Darryl Schoon makes the same argument.
Here's a visual depiction Exeter's inverted pyramid, courtesy of FOFOA:
(Click here for full image; I can't vouch for the accuracy of the rankings for all of the levels . . . for example, muni bonds versus corporate bonds)
Last September, Alan Greenspan lent some support to the theory. Specifically:
Gold prices that jumped above $1,000 an ounce this week are signaling that investors are buying metals to hedge against declines in currencies, former Federal Reserve Chairman Alan Greenspan said.
The gains are “strictly a monetary phenomenon,” Greenspan said today at an investment conference in New York.

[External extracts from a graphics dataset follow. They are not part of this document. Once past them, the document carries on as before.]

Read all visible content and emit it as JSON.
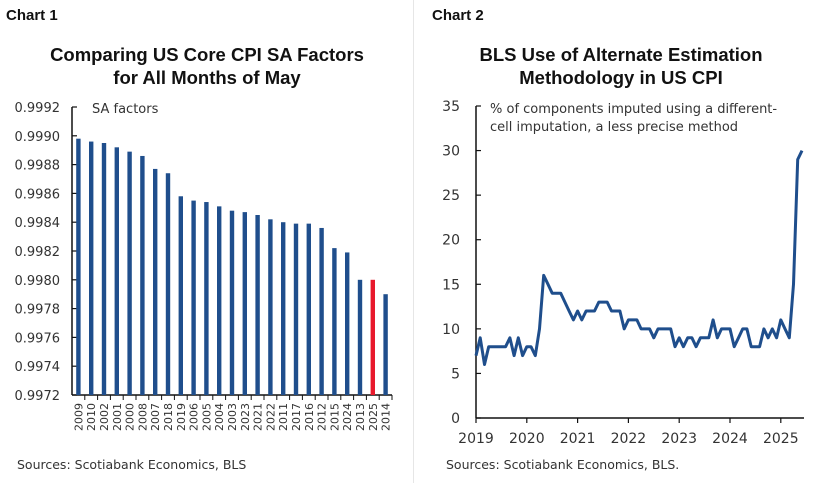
{
  "panels": {
    "left_label": "Chart 1",
    "right_label": "Chart 2"
  },
  "chart_data": [
    {
      "type": "bar",
      "title": "Comparing US Core CPI SA Factors for All Months of May",
      "title_lines": [
        "Comparing US Core CPI SA Factors",
        "for All Months of May"
      ],
      "annotation": "SA factors",
      "xlabel": "",
      "ylabel": "",
      "ylim": [
        0.9972,
        0.9992
      ],
      "yticks": [
        "0.9992",
        "0.9990",
        "0.9988",
        "0.9986",
        "0.9984",
        "0.9982",
        "0.9980",
        "0.9978",
        "0.9976",
        "0.9974",
        "0.9972"
      ],
      "categories": [
        "2009",
        "2010",
        "2002",
        "2001",
        "2000",
        "2008",
        "2007",
        "2018",
        "2019",
        "2006",
        "2005",
        "2004",
        "2003",
        "2023",
        "2021",
        "2022",
        "2011",
        "2017",
        "2016",
        "2012",
        "2015",
        "2024",
        "2013",
        "2025",
        "2014"
      ],
      "values": [
        0.99898,
        0.99896,
        0.99895,
        0.99892,
        0.99889,
        0.99886,
        0.99877,
        0.99874,
        0.99858,
        0.99855,
        0.99854,
        0.99851,
        0.99848,
        0.99847,
        0.99845,
        0.99842,
        0.9984,
        0.99839,
        0.99839,
        0.99836,
        0.99822,
        0.99819,
        0.998,
        0.998,
        0.9979
      ],
      "highlight": "2025",
      "colors": {
        "bar": "#1f4e8c",
        "highlight": "#e8192c",
        "axis": "#111111"
      },
      "grid": false,
      "source": "Sources: Scotiabank Economics, BLS"
    },
    {
      "type": "line",
      "title": "BLS Use of Alternate Estimation Methodology in US CPI",
      "title_lines": [
        "BLS Use of Alternate Estimation",
        "Methodology in US CPI"
      ],
      "annotation_lines": [
        "% of components imputed using a different-",
        "cell imputation, a less precise method"
      ],
      "xlabel": "",
      "ylabel": "",
      "ylim": [
        0,
        35
      ],
      "yticks": [
        "35",
        "30",
        "25",
        "20",
        "15",
        "10",
        "5",
        "0"
      ],
      "xticks": [
        "2019",
        "2020",
        "2021",
        "2022",
        "2023",
        "2024",
        "2025"
      ],
      "x_start": "2019-01",
      "frequency": "monthly",
      "series": [
        {
          "name": "% of components imputed using different-cell imputation",
          "color": "#1f4e8c",
          "values": [
            7,
            9,
            6,
            8,
            8,
            8,
            8,
            8,
            9,
            7,
            9,
            7,
            8,
            8,
            7,
            10,
            16,
            15,
            14,
            14,
            14,
            13,
            12,
            11,
            12,
            11,
            12,
            12,
            12,
            13,
            13,
            13,
            12,
            12,
            12,
            10,
            11,
            11,
            11,
            10,
            10,
            10,
            9,
            10,
            10,
            10,
            10,
            8,
            9,
            8,
            9,
            9,
            8,
            9,
            9,
            9,
            11,
            9,
            10,
            10,
            10,
            8,
            9,
            10,
            10,
            8,
            8,
            8,
            10,
            9,
            10,
            9,
            11,
            10,
            9,
            15,
            29,
            30
          ]
        }
      ],
      "grid": false,
      "source": "Sources: Scotiabank Economics, BLS."
    }
  ]
}
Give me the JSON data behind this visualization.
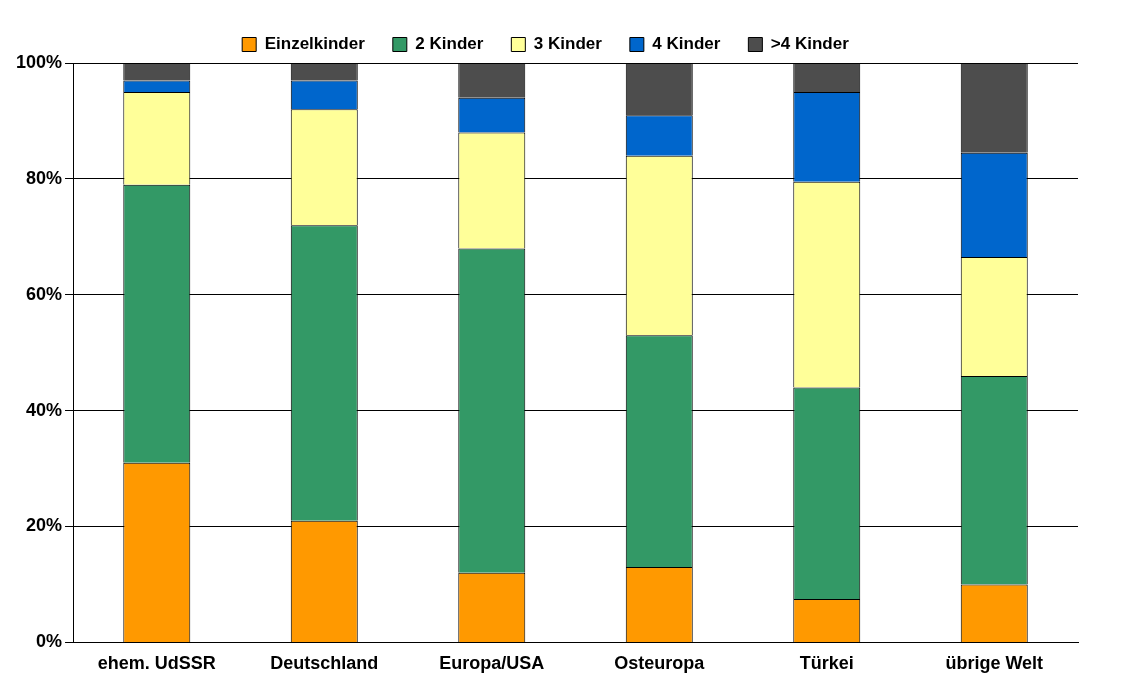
{
  "chart_data": {
    "type": "bar",
    "stacked": true,
    "categories": [
      "ehem. UdSSR",
      "Deutschland",
      "Europa/USA",
      "Osteuropa",
      "Türkei",
      "übrige Welt"
    ],
    "series": [
      {
        "name": "Einzelkinder",
        "color": "#ff9900",
        "values": [
          31,
          21,
          12,
          13,
          7.5,
          10
        ]
      },
      {
        "name": "2 Kinder",
        "color": "#339966",
        "values": [
          48,
          51,
          56,
          40,
          36.5,
          36
        ]
      },
      {
        "name": "3 Kinder",
        "color": "#ffff99",
        "values": [
          16,
          20,
          20,
          31,
          35.5,
          20.5
        ]
      },
      {
        "name": "4 Kinder",
        "color": "#0066cc",
        "values": [
          2,
          5,
          6,
          7,
          15.5,
          18
        ]
      },
      {
        "name": ">4 Kinder",
        "color": "#4d4d4d",
        "values": [
          3,
          3,
          6,
          9,
          5,
          15.5
        ]
      }
    ],
    "ylim": [
      0,
      100
    ],
    "yticks": [
      {
        "value": 0,
        "label": "0%"
      },
      {
        "value": 20,
        "label": "20%"
      },
      {
        "value": 40,
        "label": "40%"
      },
      {
        "value": 60,
        "label": "60%"
      },
      {
        "value": 80,
        "label": "80%"
      },
      {
        "value": 100,
        "label": "100%"
      }
    ],
    "grid": "y",
    "legend": "top"
  }
}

Rising prices of precious metals and other commodities are “an indication of a very early stage of an endeavor to move away from paper currencies,” he said...
“What is fascinating is the extent to which gold still holds reign over the financial system as the ultimate source of payment,” Greenspan said.
In other words, Greenspan is saying that investors are moving out of the second-to-lowest step on the pyramid (currencies and government bonds) and into the lowest step (gold).
Greenspan is also verifying what goldbugs like Exeter, Fekete and Schoon have been claiming: that "the barbarous relic" still holds an important place in the modern investor's psyche.
Indeed, Tyler Durden and David Goldman argue that the response of investors to the PIIGS' debt crisis shows that Exeter is right, and that the shift from currencies to gold is already occurring.
Only time will tell if they are right.
Note: I am not an investment advisor and this should not be taken as investment advice.